One of the greatest issues of our time is that of global food security -- more specifically, will the agricultural sector be able to successfully rise to the challenge of producing enough food to feed an increasing world population that is projected to reach 9 billion people just three decades from now? This critical question has been asked by numerous scientists and policy makers; and it has gathered more attention in recent years in light of predictions that rising temperatures may negatively impact future crop yields.

The latest researcher to weigh-in on the subject is Mariani (2017), who utilized a physiological-process-based crop simulation model to estimate the change in food production under five different temperature and CO2 scenarios for four crops (wheat, maize, rice and soybean) that account for two-thirds of total global human caloric consumption. The scenarios included Today, Pre-Industrial, Glacial, Future_560 and Future_800, which correspond to respective atmospheric CO2 concentrations of 400, 280, 180, 560 and 800 ppm, and temperatures that were -1 (Pre-Industrial), -6 (Glacial), +2 (Future_560) and +4 °C (Future_800) different from the Today scenario. And what did the author's model reveal?

As illustrated in the figure below, Mariani notes that a "return to a glacial period would reduce by 51% the global productivity for thermal (low temperatures) and nutritional (low levels of CO2) reasons," whereas a return to pre-industrial conditions would reduce global production of the four keystone crops by 18 percent. Looking to the future, however, Mariani notes that increases in both CO2 and temperature would improve production, increasing the combined production of wheat, maize, rice and soybean by 15 and 24 percent above today's values.

Commenting on his findings and looking to the past, Mariani writes that "the return of temperature and CO2 to glacial or pre-industrial values would give rise to serious disadvantages for food security and should be as far as possible avoided, as also highlighted by the results of Cage and Coleman (2001) and Araus et al. (2003)" (emphasis added). And with an eye to the future, Mariani says that "the agricultural sector is able to successfully meet the challenge of global change and guarantee food security to levels higher than the current ones for a world population that in 2050 will exceed 9 billion people," to which we would add -- only if governments avoid implementing CO2 emission reduction schemes, which schemes are appearing more and more to be akin to genocide.

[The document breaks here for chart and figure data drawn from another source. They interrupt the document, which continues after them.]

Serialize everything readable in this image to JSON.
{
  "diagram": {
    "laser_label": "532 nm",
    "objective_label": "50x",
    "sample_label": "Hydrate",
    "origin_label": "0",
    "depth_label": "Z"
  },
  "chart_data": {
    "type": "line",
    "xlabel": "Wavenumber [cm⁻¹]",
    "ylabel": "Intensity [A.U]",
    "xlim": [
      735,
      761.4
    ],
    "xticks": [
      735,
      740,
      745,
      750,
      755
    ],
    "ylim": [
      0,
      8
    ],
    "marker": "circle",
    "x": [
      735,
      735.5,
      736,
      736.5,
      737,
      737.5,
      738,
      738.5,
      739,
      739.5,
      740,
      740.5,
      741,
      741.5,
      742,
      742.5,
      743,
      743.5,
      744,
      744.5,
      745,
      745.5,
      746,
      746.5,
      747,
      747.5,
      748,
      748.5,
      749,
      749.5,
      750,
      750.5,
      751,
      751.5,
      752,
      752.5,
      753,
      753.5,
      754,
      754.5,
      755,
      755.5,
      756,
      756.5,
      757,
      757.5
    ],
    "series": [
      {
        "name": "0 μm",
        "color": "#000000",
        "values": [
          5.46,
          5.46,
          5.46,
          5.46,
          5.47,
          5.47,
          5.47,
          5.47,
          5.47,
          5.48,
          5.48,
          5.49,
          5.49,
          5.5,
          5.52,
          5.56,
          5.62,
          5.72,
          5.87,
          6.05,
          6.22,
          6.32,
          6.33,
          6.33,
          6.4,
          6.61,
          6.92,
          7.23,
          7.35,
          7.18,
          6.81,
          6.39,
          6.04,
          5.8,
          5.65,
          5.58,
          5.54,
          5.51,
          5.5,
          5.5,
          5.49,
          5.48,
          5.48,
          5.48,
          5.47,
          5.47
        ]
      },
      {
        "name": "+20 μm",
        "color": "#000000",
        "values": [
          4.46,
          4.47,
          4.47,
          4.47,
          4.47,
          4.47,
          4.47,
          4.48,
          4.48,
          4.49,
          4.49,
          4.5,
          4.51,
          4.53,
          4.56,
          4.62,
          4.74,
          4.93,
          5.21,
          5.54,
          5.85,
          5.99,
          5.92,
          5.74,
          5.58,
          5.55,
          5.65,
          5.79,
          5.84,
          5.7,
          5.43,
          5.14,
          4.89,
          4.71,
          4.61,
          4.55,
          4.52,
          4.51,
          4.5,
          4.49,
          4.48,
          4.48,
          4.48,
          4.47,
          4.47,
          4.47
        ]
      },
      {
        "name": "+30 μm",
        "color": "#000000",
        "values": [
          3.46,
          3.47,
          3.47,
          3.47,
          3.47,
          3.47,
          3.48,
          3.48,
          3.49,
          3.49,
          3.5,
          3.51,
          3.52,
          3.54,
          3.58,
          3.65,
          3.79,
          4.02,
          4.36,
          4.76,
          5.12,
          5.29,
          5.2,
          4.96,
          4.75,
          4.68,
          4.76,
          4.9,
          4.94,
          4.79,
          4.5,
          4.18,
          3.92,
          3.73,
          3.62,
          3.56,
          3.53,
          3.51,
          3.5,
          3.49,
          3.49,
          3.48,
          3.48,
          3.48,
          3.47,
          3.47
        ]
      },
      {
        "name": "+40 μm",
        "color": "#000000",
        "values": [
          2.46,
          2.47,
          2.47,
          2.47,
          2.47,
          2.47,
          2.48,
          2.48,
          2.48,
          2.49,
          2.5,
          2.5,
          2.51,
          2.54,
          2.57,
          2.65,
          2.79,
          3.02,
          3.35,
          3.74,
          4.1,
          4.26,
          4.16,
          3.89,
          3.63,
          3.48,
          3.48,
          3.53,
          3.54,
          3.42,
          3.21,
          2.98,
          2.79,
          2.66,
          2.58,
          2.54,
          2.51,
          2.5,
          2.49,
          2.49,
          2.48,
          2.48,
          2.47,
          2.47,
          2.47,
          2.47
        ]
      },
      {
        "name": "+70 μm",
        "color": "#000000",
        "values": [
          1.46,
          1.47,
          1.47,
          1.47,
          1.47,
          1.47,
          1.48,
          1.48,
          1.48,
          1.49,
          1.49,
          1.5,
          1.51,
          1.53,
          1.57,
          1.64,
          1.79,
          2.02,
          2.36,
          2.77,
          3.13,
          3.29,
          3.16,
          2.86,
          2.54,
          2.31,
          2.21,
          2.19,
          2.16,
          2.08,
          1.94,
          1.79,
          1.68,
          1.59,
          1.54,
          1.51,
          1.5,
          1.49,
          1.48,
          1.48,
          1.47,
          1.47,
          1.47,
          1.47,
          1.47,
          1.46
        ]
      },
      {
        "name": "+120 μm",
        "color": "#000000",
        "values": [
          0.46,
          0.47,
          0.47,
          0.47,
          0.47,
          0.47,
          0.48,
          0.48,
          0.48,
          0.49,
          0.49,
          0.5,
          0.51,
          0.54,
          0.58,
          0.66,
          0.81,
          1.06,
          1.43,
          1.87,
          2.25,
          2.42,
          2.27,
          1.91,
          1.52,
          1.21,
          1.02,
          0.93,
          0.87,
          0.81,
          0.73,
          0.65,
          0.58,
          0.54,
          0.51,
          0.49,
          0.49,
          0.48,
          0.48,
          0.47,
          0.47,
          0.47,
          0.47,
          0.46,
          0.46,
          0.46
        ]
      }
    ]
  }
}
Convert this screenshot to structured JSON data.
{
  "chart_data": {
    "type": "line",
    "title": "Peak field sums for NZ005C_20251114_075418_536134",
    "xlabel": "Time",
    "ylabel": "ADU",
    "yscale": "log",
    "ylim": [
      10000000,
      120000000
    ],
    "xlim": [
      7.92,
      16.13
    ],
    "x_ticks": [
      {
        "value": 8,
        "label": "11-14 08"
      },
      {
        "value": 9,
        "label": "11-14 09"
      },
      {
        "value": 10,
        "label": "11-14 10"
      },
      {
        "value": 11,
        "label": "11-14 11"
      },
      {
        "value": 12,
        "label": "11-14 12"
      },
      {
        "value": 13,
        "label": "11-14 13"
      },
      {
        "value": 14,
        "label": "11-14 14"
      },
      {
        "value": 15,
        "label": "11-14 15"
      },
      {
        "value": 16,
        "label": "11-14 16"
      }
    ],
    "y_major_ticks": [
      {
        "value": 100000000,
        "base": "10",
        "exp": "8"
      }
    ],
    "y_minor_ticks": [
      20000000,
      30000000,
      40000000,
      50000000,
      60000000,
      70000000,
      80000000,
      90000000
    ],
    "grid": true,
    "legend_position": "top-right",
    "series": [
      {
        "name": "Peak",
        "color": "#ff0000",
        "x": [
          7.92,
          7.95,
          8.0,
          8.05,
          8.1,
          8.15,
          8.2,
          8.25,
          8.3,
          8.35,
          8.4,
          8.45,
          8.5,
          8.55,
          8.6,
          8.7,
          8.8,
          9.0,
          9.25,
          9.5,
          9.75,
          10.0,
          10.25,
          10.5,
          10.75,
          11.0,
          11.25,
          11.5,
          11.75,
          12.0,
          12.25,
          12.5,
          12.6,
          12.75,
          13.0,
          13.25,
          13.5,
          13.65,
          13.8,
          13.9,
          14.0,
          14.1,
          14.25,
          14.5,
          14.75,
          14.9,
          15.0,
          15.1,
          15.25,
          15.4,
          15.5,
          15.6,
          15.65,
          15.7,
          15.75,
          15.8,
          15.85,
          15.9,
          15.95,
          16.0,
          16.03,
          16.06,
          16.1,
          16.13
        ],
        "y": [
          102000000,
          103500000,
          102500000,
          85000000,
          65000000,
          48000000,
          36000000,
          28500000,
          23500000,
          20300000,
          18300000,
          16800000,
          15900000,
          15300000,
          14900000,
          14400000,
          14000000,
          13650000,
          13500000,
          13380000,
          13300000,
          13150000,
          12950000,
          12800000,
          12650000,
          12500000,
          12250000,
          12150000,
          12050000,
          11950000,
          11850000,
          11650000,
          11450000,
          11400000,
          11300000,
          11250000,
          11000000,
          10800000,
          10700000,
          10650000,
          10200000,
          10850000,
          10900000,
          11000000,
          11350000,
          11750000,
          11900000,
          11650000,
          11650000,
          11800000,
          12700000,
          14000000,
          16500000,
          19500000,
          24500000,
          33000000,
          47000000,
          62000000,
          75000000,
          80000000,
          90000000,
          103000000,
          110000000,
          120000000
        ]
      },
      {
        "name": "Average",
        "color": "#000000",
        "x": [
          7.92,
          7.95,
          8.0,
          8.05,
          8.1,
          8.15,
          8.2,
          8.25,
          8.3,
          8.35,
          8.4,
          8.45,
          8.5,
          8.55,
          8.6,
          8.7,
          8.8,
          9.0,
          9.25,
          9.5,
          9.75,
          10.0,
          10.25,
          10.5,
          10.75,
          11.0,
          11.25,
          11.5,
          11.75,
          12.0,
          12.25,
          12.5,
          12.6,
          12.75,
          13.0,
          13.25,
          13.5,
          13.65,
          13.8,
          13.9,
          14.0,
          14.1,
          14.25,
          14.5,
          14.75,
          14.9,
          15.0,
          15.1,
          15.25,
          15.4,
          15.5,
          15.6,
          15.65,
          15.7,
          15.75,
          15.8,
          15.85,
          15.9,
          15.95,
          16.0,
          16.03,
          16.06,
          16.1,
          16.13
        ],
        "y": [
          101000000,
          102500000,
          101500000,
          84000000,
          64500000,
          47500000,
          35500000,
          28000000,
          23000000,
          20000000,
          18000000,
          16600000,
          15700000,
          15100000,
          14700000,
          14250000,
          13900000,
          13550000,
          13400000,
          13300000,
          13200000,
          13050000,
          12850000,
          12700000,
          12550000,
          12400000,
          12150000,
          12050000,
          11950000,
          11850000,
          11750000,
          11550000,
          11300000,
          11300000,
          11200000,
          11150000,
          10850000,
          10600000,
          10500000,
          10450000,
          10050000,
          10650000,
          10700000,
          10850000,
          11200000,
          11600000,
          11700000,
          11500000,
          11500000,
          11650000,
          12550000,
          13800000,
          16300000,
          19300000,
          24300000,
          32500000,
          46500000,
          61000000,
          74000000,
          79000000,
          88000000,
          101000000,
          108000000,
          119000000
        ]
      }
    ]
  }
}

Figure 1. Percent change in the combined production of wheat, maize, rice and soybean under five different temperature and CO2 scenarios (as described in the text above). Source: Mariani (2017).

References
Araus, J.L., Slafer, G.A., Buxó, R. and Romagosa, R. 2003. Productivity in prehistoric agriculture: physiological models for the quantification of cereal yields as an alternative to traditional approaches. Journal of Archaeological Science 30: 681-693.

Sage, R.F. and Coleman, J.R. 2001. Effects of low atmospheric CO2 on plants: more than a thing of the past. Trends in Plant Science 6: 18-24.